TOPHOTELNEWS Live Blog roundup: How hotels are helping during the corona crisis

by | 15 Apr 2020 | General News

Four Seasons, New York. Hotels around the world are stepping to offer support in these difficult times.

Hotels with heart: From food and cleaning supply to donation to offering rooms as quarantine units or as a place to stay for healthcare workers, hotels around the world are stepping up.

While the hospitality industry has been hard-hit by the COVID-19 pandemic, many hotels around the world are doing their part to make a bad situation a little easier to bear.

Rounding up info shared by the hotel community on the TOPHOTELNEWS Covid19 live blog, we find out which steps hotels are taking to ease the stress caused by the coronavirus.

Donations of unused food supplies

Many hotels getting ready to close their door temporarily have donated their unused food supplies to staff or local charities. Event organisers facing last-minute cancellations of large dinners and parties as well as airlines have done the same, thus offering their staff and those in need welcome help in this time of crisis.
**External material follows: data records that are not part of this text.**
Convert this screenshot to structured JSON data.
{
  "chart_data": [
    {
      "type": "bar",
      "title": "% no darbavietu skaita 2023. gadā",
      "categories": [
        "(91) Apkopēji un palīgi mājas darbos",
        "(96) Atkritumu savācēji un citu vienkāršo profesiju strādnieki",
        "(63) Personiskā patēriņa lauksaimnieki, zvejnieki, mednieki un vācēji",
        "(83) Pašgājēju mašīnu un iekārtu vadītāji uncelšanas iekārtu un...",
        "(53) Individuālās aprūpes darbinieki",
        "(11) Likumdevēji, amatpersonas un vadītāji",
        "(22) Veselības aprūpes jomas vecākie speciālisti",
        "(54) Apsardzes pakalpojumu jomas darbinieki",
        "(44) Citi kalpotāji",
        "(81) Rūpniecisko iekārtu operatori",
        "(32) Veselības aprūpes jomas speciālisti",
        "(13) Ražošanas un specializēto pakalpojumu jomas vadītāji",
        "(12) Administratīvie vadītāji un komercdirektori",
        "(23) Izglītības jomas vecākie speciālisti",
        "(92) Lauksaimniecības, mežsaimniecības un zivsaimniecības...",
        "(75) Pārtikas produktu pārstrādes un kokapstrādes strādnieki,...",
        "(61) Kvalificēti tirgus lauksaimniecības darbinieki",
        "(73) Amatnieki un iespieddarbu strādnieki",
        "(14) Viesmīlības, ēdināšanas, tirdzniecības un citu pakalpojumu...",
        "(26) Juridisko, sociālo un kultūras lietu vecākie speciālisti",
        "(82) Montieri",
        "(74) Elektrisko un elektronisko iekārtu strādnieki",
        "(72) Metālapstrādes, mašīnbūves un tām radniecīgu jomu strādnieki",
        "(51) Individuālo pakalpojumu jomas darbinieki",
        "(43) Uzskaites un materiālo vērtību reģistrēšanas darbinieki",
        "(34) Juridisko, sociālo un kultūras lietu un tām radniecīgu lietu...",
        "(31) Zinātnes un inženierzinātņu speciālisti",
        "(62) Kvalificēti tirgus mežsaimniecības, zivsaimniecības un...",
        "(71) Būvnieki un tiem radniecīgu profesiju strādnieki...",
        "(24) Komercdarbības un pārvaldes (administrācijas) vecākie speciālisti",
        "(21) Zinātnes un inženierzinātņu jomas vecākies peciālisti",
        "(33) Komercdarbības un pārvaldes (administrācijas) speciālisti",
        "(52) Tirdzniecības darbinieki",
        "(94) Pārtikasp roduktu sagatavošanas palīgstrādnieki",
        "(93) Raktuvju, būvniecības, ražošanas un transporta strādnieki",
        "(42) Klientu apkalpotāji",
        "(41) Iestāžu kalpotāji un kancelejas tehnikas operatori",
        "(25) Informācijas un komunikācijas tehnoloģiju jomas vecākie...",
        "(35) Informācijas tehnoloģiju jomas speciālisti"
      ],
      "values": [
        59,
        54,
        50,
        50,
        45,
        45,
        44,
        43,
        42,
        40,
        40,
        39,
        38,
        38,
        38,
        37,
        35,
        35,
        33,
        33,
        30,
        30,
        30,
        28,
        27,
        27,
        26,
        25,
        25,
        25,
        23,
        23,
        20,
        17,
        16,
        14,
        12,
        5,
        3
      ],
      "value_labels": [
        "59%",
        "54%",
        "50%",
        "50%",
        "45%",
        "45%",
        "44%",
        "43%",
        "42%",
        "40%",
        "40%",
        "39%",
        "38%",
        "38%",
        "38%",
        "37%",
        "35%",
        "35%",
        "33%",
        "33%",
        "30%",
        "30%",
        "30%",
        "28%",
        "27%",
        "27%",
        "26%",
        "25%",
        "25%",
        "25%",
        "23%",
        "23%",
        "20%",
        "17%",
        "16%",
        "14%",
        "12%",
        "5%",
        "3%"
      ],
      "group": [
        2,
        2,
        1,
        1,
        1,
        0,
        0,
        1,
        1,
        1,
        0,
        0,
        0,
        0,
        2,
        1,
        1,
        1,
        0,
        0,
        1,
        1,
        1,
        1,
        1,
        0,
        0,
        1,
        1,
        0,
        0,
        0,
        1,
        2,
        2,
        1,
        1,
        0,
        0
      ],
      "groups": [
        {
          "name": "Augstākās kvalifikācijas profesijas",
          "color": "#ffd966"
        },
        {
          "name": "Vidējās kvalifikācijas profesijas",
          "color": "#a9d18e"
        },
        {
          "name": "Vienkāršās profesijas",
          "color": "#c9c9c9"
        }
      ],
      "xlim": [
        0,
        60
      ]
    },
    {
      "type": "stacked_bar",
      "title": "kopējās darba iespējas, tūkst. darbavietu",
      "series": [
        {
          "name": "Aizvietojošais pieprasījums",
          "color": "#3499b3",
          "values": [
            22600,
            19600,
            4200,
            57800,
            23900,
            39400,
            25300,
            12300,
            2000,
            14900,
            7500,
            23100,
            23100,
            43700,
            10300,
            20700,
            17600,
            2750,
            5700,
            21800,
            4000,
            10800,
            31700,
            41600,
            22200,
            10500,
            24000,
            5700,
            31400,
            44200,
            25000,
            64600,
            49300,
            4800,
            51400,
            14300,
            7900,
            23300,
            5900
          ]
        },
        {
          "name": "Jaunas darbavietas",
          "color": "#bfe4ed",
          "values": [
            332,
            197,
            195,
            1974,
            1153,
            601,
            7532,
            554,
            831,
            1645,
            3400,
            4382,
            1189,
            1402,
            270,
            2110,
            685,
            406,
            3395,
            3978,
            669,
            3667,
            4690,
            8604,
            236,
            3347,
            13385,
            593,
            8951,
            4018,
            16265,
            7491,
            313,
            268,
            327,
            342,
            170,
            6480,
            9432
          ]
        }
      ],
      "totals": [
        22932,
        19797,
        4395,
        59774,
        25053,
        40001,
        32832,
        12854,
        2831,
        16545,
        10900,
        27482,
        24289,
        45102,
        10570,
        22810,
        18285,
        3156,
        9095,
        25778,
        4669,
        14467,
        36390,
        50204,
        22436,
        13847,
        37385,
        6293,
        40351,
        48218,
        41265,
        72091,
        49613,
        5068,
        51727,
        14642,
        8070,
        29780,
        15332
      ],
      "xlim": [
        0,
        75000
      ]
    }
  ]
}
“We had planned for a 600-person plated lunch and a 1,000-person dinner,” said Kayla Petsche, Pacificwild’s director of sales. “But with the cancellations and food already ordered, we wanted to ensure our community benefited by donating the food to a local meal-provider like Blanchet House.”
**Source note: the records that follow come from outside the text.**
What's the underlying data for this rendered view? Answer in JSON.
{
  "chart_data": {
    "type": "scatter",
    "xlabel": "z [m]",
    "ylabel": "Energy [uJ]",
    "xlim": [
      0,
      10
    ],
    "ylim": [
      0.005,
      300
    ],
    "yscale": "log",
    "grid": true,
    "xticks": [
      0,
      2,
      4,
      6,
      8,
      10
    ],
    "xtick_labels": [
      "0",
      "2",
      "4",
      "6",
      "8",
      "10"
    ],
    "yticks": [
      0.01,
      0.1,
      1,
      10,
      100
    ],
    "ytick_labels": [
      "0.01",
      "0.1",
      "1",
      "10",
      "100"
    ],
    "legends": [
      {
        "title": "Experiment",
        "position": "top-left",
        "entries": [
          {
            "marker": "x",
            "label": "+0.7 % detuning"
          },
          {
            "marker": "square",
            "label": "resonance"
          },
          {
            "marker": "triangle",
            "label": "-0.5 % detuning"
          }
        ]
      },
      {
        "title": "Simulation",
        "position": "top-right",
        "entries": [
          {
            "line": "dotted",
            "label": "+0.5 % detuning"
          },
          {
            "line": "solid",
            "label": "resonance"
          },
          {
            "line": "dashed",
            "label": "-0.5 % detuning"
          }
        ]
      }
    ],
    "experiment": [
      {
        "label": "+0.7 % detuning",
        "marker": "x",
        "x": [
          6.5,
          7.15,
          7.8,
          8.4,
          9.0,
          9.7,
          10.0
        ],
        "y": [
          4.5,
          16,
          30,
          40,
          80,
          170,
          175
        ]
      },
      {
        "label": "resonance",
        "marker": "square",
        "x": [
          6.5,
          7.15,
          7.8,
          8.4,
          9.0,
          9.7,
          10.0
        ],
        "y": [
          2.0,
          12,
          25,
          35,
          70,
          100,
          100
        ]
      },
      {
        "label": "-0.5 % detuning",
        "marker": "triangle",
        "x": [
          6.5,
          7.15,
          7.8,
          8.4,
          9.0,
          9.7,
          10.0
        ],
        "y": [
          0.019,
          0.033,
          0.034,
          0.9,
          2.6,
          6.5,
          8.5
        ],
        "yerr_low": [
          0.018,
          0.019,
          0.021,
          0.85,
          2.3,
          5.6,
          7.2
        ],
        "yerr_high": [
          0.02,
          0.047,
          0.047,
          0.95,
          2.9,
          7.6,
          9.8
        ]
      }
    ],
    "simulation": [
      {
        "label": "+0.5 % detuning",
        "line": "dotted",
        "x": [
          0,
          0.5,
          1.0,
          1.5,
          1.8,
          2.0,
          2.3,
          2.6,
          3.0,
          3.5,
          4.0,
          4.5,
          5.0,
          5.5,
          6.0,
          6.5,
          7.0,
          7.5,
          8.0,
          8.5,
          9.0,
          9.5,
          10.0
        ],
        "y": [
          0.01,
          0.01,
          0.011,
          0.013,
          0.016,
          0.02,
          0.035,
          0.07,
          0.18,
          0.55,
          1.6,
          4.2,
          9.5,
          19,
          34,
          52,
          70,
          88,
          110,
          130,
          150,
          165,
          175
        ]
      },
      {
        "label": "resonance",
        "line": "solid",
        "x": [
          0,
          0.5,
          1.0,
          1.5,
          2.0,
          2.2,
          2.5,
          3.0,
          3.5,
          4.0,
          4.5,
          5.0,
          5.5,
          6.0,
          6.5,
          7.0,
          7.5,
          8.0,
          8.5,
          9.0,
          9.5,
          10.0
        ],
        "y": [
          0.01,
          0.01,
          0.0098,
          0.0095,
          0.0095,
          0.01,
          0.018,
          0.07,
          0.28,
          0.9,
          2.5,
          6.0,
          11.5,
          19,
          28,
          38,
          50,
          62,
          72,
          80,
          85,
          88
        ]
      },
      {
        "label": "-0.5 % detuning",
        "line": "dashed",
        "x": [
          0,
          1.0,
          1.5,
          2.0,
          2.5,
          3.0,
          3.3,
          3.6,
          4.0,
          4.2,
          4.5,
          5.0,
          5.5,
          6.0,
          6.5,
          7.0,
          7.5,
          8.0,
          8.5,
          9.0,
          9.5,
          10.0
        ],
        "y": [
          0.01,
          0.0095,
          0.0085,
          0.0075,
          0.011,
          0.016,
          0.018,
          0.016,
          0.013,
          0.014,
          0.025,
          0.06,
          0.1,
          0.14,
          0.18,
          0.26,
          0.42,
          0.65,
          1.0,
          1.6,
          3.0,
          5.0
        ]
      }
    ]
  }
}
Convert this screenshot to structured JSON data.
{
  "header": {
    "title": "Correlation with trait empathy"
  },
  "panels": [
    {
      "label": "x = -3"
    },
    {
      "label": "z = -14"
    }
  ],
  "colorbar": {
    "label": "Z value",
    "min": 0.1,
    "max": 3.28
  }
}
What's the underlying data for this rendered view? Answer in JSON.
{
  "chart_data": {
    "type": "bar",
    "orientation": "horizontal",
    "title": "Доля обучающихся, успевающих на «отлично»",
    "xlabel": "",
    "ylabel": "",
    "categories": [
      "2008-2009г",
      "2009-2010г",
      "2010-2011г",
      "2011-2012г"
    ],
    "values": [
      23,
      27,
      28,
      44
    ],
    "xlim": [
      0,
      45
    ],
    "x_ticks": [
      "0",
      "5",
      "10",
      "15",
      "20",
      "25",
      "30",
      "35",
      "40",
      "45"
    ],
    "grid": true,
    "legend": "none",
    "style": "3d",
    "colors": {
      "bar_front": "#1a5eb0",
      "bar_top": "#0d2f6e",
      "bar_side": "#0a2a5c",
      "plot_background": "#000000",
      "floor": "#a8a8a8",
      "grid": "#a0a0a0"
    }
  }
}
Welcoming healthcare staff and supporting hospitals

It is undeniable that healthcare workers around the world deserve help and support available in these trying times. To do their part in this, hotels have started offering free or reduced-rate stays. The Four Seasons Hotel New York, for example, which is temporarily closed now, will house doctors, nurses and other medical workers free of charge. Other hotels, like the Gran Hotel Colon and the Marriott Auditorium, are supporting hospitals by offering rooms to mild-case coronavirus patients.
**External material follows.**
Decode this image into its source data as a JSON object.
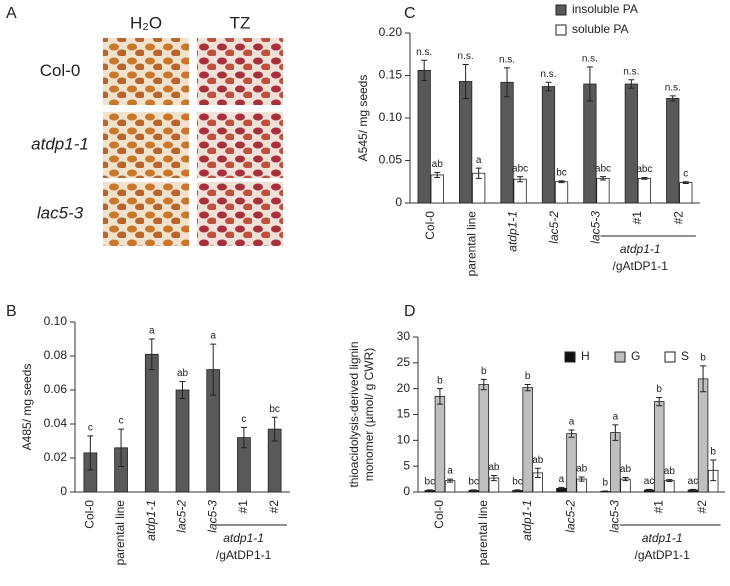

The cruise industry is also doing its part. Carnival Cruise Line has offered to provide shifts for use as temporary hospitals for non-COVID patients, so they don’t risk infection due to a hospital stay.

Being there for staff

Although many hotels have furloughed their employees, especially the larger groups have pledged to support their teams at this time.

Hyatt has set up its Hyatt Care fund, to offer funds to staff who are in financial distress due to hours being cut. Accor has launched a similar program and has even promised to foot the hospital bills of employees who don’t have health insurance but need treatment for COVID-19.